Dupla histórica em nova função
Apaixonado por futebol, Zubeldía decidiu que não desistiria do futebol completamente. Pouco tempo depois da aposentadoria, e no mesmo Lanús, iniciou a trajetória para virar treinador.

Começou como auxiliar e fez parte de uma dupla que marcou história no clube com o ex-jogador e técnico Ramón Cabrero, talvez o maior ídolo de todos os tempo do Lanús. Como diz Calvente, foi um “encontro místico” entre um jovem, que tinha tudo pela frente, mas perdeu a carreira, com um técnico veterano que tinha um passado muito ilustre.

Para se ter uma ideia, a rua em que fica o Estádio Ciudad de Lanús tem o seu nome, Ramón Cabrero. Juntos, os dois conquistaram o primeiro título nacional do Lanús, o Apertura de 2007.

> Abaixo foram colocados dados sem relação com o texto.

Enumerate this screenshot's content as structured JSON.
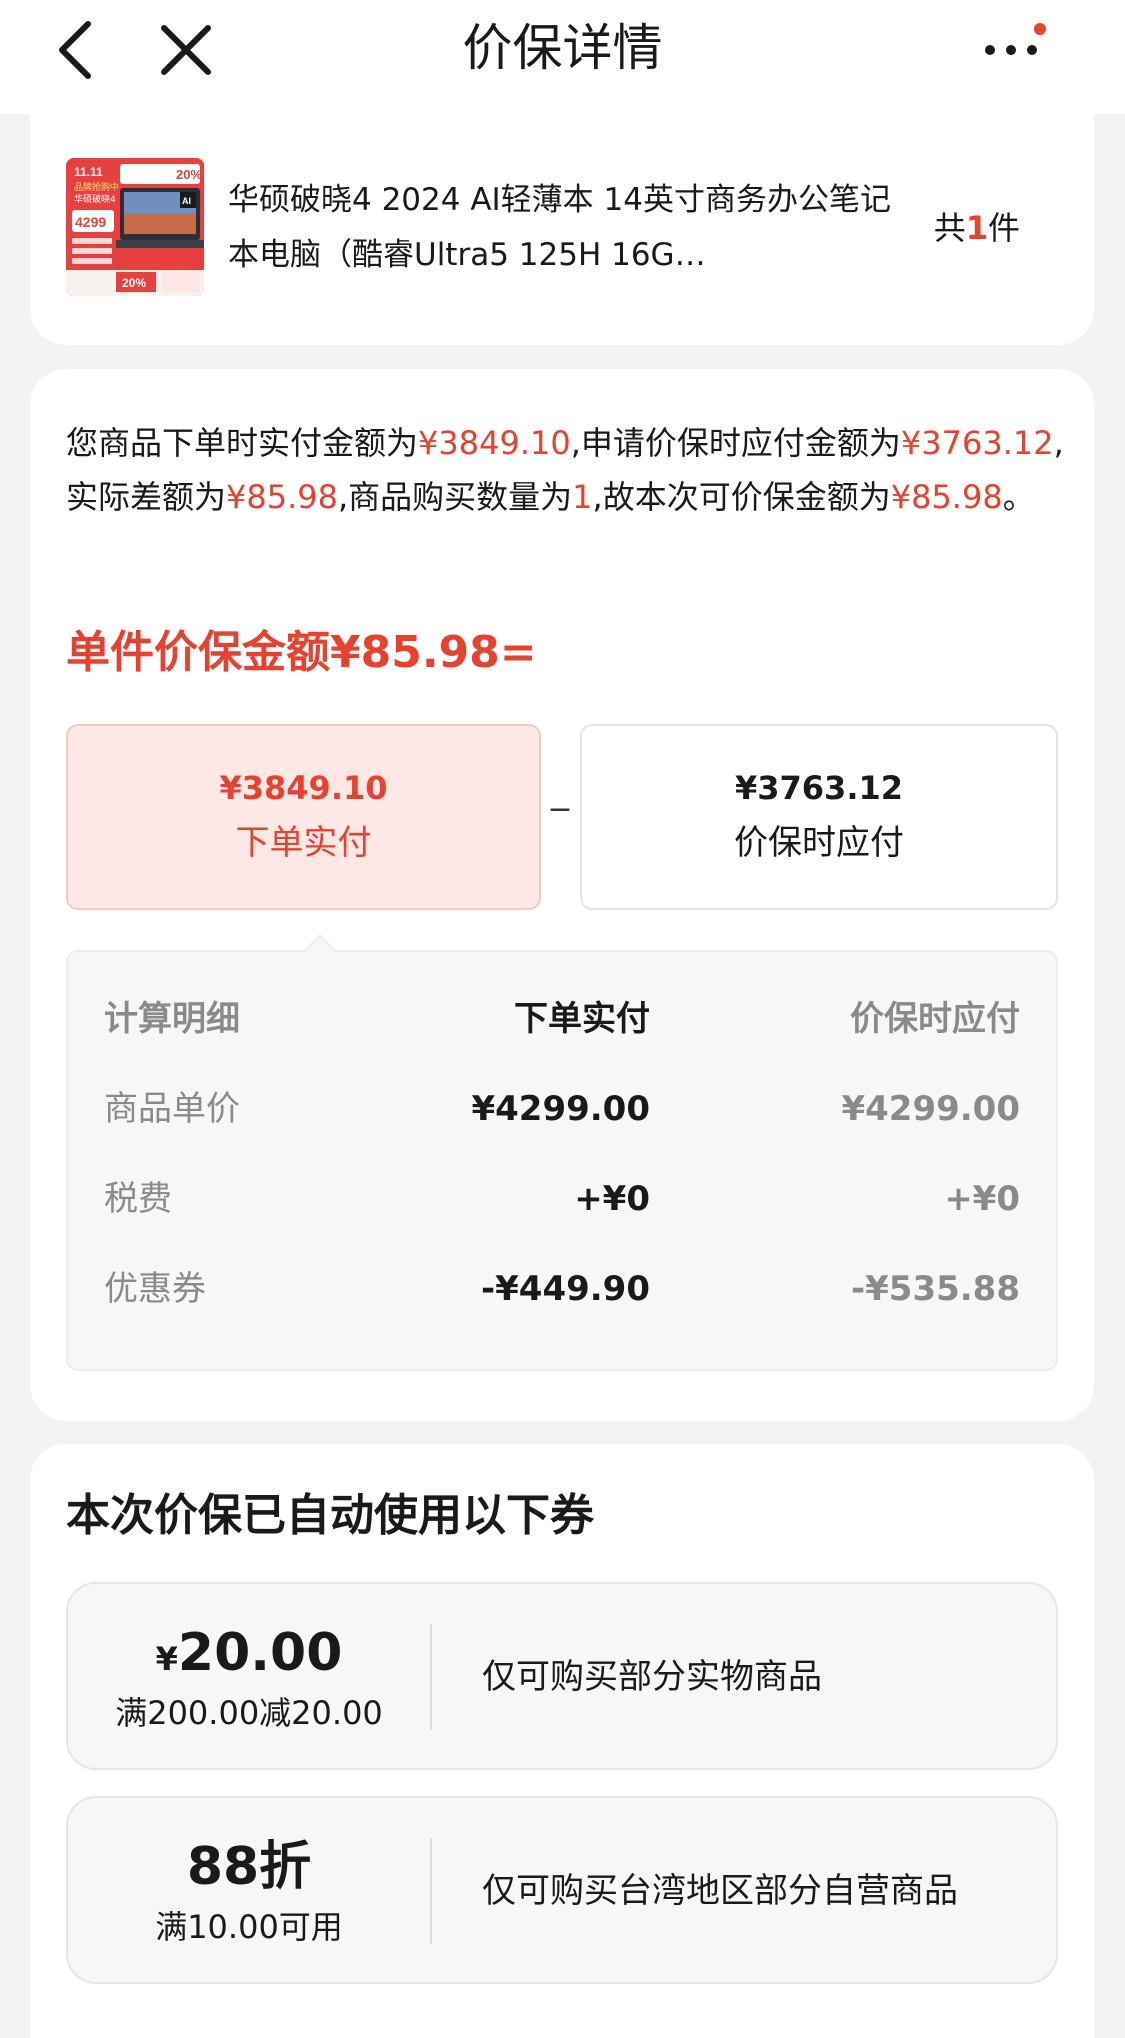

– Quando formavam uma dupla, os dois estavam no banco de reservas. Mas era Zubeldía que trabalhava a equipe taticamente, a bola parada, que fazia as alterações, Ramón era como alguém que estava em outro plano. Tomava as decisões mais importantes e difíceis – afirma Calvente.

– No ano em que o Lanús foi campeão, em 2007, Ramón era o técnico, mas quem cuidava de toda a parte tática era Luis. Ramón falava com os mais velhos, Luiz com os jovens. Ramón tratava com o presidente, a diretoria… Zubeldía decidia horário de treinamento, movimentações, trabalho tático – diz Babor.

– Tem que ter uma personalidade muito forte para, aos 26 anos, falar com jogadores de 33 ou mais, com o capitão ou com pessoas que já jogaram uma Copa do Mundo – completa.

Quando Cabrero saiu do Lanús, Zubeldia foi o escolhido para assumir o cargo. E aos 27 anos, tornou-se o técnico mais novo da história a dirigir um time da primeira divisão do futebol argentino. E já com esse estilo cheio de energia, que invade o campo para comemorar um gol ou para acompanhar uma jogada.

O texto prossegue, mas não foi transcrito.